BofA workers: Bank exploited pension funds
Summonses served in case that calls plan an `arbitrage scheme'

ELLEN E. SCHULTZ

The Wall Street Journal



The debate over whether and how companies can use their employees' pension plans as profit centers seems unlikely to end soon.

Employees of Bank of America Corp. are suing the company over its cash-balance pension plan, which they say the company used as part of an "arbitrage scheme" to enrich itself at the expense of participants.

According to the suit, employees were required to invest their pension assets in hypothetical portfolios tracking the returns of in-house mutual funds managed by the bank.

Moreover, the bank encouraged the employees to transfer more than $2.7 billion of 401(k) assets into the bank's pension plan in 1998 and 2000.

This unusual arrangement, the suit alleges, enabled the bank to invest the money for higher returns than what it would pay the employees in "virtual" returns, and to harness their 401(k) assets to boost the company's income.

While the pension arrangement may be unique, the case may draw wide interest, as it comes in the wake of heightened scrutiny by the Securities and Exchange Commission over ways companies can use pension plans to affect earnings.

Eloise Hale, spokeswoman for Charlotte-based Bank of America, says in a statement that cash-balance plans "offer many advantages to our associates, and we believe they meet the needs of today's diverse and mobile work force better than traditional pension-plan designs. We believe that our plans have been designed and operated in accordance with applicable law. We intend to defend ourselves vigorously against the claims in this lawsuit."

The suit, Pothier v. Bank of America Corp., was filed in federal court in the Southern District of Illinois on June 30. Last week, nearing the traditional 120-day deadline for notifying defendants, summonses were served upon several dozen current and former directors of the bank who are named in the suit, as well as the bank, its trustees, and PricewaterhouseCoopers, the consulting firm that designed the unusual pension plan.

In 1985, BankAmerica Corp., as it was then called, converted its traditional pension to create one of the first cash-balance plans. Unlike a traditional pension plan, which calculates a benefit by multiplying years on the job by salary, a cash-balance plan instead freezes the old pension, and converts its value to a dollar amount. This "account" grows with annual credits based on pay, plus interest, usually pegged to one-year Treasury rates.

In 1998, San Francisco's BankAmerica merged with Charlotte's NationsBank Corp., and became Bank of America.

Prior to the merger, NationsBank had converted its traditional pension plan to "an unusual and particularly aggressive sort of cash-balance pension plan," the suit says. Instead of crediting the employee "accounts" with a pre-set interest formula, the NationsBank pension credited the accounts with the returns on a limited number of hypothetical investment options that the employees select, whose returns mirrored those of the mutual funds managed by the bank or its affiliates.

After adopting this unusual cash-balance-plan structure, NationsBank encouraged its employees to transfer $1.4 billion in 401(k) accounts to the cash-balance plan, the suit says.

Then, following its merger with BankAmerica, former BankAmerica employees were encouraged to transfer $1.3 billion in 401(k) accounts from the old BankAmerica 401(k) to the cash-balance plan at the new Bank of America.

The suit charges that it was improper for the bank to charge its employees fees on the virtual funds.

This reduced their effective "returns," and created a conflict of interest, the suit says, because the bank had control over the level of fees and thus, to some extent, over the returns in the "funds."

In addition, the arrangement gave the bank an incentive to encourage employees to choose the lowest-return options, the suit charges, because the company could invest the money to potentially earn a higher return.

The design thus created a "massive, leveraged arbitrage opportunity that cynically depended on the company ... profiting from its employees' investment mistakes and presumed naiveté," the complaint says.

The bank benefited from this arrangement in another way, the suit says.
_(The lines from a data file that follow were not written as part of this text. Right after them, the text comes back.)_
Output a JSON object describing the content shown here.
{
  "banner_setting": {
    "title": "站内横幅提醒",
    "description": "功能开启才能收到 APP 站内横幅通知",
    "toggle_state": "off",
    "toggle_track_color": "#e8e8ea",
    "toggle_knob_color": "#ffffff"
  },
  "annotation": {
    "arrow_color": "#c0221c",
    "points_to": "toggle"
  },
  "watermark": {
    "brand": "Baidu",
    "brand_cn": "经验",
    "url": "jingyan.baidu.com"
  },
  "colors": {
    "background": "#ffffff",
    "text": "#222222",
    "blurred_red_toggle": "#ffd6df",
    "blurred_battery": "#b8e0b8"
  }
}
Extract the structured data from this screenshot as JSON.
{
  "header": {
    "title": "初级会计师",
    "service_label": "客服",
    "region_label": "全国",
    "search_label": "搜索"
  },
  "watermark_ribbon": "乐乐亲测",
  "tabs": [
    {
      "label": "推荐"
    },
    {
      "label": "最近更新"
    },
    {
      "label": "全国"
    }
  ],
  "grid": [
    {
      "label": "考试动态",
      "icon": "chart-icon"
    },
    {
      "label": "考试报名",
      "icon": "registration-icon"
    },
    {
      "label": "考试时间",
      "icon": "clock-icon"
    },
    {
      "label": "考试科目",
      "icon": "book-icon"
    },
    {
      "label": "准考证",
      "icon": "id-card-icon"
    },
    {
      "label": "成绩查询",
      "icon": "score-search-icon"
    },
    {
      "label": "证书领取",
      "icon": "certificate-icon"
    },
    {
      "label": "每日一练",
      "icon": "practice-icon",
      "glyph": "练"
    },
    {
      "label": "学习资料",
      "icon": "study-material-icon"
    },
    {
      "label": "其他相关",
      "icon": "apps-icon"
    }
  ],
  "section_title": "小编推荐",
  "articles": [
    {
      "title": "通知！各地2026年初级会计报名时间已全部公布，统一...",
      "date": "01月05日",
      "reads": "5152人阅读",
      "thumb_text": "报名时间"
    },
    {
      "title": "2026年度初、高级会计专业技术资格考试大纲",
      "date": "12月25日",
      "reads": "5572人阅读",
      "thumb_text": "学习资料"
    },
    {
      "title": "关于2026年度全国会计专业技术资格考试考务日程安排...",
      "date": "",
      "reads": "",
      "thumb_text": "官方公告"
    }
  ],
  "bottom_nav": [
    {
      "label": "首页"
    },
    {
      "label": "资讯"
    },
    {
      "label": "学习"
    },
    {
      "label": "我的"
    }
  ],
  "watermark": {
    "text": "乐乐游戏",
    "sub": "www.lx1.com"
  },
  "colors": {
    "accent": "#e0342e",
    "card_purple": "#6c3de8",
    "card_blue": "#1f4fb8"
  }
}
The infusion of almost $3 billion in assets into the pension plan boosted the company's income.

Under accounting rules, companies earn "expected" rates of return on pension assets. As a result, the $1.4 billion in 401(k) assets transferred into the Bank of America pension in 1998, and the $1.3 billion infusion in 2000 both earned "expected returns" of 10 percent, which provided a lift to income.

The complaint alleges self-dealing, breach of fiduciary duty, and violations involving party-in-interest transactions. It also alleges that the cash-balance pension plan violated age-discrimination laws, and that the bank shortchanged people by incorrectly calculating lump sums when they departed.